5. 5. Finetune model¶

# compute norm_stat for dataset
uv run scripts/compute_norm_stats.py --config-name ${train_config_name}
# uv run scripts/compute_norm_stats.py --config-name pi0_base_aloha_robotwin_full

# train_config_name: The name corresponding to the config in _CONFIGS, such as pi0_base_aloha_robotwin_full
# model_name: You can choose any name for your model
# gpu_use: if not using multi gpu,set to gpu_id like 0;else set like 0,1,2,3
bash finetune.sh ${train_config_name} ${model_name} ${gpu_use}
#bash finetune.sh pi0_base_aloha_robotwin_full demo_clean 0,1,2,3

Training mode	Memory Required	Example GPU
Fine-Tuning (LoRA)	> 46 GB	A6000(48G)
Fine-Tuning (Full)	> 100 GB	2A100 (80GB) / 2H100

If your GPU memory is insufficient, please set the fsdp_devices parameter according to the following GPU memory reference, or reduce the batch_size parameter. Or you can try setting XLA_PYTHON_CLIENT_PREALLOCATE=false in finetune.sh, it will cost lower gpu memory, but make training speed slower.

The default batch_size is 32 in the table below.

GPU memory	Model type	GPU num	fsdp_devices	Example GPU
24G	lora	2	2	4090(24G)
40G	lora	2	2	A100(40G)
48G	lora	1	1	A6000(48G)
40G	full	4	4	A100(40G)
80G	full	2	2	A100(80G)

6. Eval on RoboTwin¶

Checkpoints will be saved in policy/pi0/checkpoints/${train_config_name}/$}/${checkpoint_id

You can modify the deploy_policy.yml file to change the checkpoint_id you want to evaluate.

# ckpt_path like: policy/pi0/checkpoints/pi0_base_aloha_robotwin_full/demo_clean/30000
bash eval.sh ${task_name} ${task_config} ${train_config_name} ${model_name} ${seed} ${gpu_id}
# bash eval.sh beat_block_hammer demo_clean pi0_base_aloha_robotwin_full demo_clean 0 0
# This command trains the policy using the `demo_clean` setting ($model_name)
# and evaluates it using the same `demo_clean` setting ($task_config).

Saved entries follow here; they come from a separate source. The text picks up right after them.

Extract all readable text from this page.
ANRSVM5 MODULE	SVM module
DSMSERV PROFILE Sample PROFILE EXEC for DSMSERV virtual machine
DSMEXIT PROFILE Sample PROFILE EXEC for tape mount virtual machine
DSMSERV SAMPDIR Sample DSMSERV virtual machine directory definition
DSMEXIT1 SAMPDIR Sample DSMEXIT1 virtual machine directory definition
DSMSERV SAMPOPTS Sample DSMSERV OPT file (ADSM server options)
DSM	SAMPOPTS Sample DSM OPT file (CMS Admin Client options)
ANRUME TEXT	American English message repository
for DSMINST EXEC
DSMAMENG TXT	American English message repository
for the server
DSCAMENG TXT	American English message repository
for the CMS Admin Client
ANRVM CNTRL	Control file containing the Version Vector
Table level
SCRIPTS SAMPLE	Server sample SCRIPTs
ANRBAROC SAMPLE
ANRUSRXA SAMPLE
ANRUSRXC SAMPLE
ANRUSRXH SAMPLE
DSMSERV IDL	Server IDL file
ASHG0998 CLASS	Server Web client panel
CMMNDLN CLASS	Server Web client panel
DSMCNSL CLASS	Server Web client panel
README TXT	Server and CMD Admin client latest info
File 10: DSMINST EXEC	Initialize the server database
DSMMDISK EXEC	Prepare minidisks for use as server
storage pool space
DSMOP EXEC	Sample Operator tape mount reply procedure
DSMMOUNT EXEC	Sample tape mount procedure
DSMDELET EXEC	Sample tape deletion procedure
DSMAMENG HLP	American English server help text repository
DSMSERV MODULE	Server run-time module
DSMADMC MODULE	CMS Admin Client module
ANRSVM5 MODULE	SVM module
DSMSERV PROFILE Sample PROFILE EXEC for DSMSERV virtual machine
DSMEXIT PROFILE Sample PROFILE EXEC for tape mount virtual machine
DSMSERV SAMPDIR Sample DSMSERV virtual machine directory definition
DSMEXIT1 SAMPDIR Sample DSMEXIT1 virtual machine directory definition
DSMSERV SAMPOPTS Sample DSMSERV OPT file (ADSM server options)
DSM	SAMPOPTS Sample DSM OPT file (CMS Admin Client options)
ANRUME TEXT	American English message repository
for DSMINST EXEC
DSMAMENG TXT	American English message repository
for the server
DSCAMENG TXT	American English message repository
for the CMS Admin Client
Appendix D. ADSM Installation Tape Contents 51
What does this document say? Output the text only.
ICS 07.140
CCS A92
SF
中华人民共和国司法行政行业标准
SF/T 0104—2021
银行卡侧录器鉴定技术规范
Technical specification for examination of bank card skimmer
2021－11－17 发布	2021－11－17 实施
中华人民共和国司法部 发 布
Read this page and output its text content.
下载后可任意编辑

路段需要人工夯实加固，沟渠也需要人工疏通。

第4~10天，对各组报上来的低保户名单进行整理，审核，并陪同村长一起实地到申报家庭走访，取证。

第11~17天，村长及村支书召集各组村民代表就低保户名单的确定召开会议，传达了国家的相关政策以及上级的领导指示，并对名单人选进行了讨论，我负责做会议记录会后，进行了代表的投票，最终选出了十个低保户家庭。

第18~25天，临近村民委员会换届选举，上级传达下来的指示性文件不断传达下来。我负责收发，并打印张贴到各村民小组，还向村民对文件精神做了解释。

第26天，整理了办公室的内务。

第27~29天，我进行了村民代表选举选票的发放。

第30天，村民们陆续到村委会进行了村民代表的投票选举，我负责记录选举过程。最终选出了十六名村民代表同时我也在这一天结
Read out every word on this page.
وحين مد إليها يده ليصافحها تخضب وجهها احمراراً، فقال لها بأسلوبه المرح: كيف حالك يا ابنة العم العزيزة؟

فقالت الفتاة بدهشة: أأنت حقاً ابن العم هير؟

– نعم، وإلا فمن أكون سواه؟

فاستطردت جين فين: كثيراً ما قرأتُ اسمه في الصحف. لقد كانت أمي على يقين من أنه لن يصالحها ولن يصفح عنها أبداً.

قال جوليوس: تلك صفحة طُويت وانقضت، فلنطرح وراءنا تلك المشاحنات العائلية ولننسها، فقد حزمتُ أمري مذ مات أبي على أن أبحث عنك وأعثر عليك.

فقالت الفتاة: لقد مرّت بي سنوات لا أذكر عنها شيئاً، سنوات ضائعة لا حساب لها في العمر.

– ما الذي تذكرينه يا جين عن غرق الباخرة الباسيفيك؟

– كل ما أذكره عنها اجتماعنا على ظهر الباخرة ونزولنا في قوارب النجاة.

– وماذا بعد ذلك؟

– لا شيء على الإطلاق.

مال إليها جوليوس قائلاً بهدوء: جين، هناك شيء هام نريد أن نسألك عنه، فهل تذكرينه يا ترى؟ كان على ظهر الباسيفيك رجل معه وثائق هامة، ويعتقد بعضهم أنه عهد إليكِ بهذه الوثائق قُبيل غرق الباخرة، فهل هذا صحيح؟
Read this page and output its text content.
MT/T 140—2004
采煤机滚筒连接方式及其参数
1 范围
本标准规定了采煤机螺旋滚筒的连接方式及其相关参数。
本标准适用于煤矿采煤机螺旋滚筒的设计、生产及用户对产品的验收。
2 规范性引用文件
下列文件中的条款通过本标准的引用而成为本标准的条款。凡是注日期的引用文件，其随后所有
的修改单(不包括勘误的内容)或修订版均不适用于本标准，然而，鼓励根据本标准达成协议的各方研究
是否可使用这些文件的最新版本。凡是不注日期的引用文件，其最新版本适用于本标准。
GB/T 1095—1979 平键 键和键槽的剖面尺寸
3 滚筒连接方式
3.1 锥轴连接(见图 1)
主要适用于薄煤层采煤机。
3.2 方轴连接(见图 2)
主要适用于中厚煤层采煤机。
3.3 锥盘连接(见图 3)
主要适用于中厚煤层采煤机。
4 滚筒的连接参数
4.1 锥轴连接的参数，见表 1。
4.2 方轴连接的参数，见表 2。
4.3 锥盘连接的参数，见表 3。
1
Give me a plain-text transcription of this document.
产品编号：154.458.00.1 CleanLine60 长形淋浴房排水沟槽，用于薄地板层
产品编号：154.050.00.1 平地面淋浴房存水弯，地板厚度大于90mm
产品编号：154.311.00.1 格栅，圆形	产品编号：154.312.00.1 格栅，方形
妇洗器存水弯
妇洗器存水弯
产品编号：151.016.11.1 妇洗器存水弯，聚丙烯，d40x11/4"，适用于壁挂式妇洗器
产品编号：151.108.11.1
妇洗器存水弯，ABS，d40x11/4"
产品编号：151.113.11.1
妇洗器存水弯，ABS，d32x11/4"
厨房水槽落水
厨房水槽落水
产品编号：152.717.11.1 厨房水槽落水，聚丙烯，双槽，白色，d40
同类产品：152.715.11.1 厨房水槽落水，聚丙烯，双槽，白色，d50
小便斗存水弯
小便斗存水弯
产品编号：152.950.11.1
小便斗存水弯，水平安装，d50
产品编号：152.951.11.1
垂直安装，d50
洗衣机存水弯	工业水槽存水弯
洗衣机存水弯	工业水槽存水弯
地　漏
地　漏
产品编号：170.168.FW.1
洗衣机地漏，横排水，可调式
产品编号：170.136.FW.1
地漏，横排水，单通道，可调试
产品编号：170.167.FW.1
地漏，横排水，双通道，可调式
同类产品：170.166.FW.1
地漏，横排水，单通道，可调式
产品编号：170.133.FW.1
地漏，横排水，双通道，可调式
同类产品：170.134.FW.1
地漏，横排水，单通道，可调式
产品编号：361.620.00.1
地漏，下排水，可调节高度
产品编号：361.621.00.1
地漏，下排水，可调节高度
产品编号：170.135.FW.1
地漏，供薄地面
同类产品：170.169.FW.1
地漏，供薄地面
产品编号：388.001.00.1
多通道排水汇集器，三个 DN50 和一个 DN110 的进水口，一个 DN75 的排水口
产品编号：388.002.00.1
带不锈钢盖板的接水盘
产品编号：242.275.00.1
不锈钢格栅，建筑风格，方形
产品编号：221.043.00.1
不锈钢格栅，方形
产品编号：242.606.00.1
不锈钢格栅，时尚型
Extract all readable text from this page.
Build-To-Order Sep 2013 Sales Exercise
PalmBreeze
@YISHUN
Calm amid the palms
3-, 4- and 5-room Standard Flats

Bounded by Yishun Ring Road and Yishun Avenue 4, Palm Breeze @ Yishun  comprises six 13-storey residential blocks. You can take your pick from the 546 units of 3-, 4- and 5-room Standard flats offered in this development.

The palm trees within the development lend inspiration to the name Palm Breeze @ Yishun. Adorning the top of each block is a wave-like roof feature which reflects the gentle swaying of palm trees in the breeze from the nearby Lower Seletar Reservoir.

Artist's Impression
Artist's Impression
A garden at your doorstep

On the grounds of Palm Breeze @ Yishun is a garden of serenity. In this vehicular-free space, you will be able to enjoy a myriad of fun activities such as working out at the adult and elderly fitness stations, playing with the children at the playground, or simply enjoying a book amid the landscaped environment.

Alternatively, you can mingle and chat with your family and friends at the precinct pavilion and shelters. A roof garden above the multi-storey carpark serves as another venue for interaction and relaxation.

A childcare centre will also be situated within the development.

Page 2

# To evaluate a policy trained on the `demo_clean` setting and tested on the `demo_randomized` setting, run:
# bash eval.sh beat_block_hammer demo_randomized pi0_base_aloha_robotwin_full demo_clean 0 0

The evaluation results, including videos, will be saved in the eval_result directory under the project root.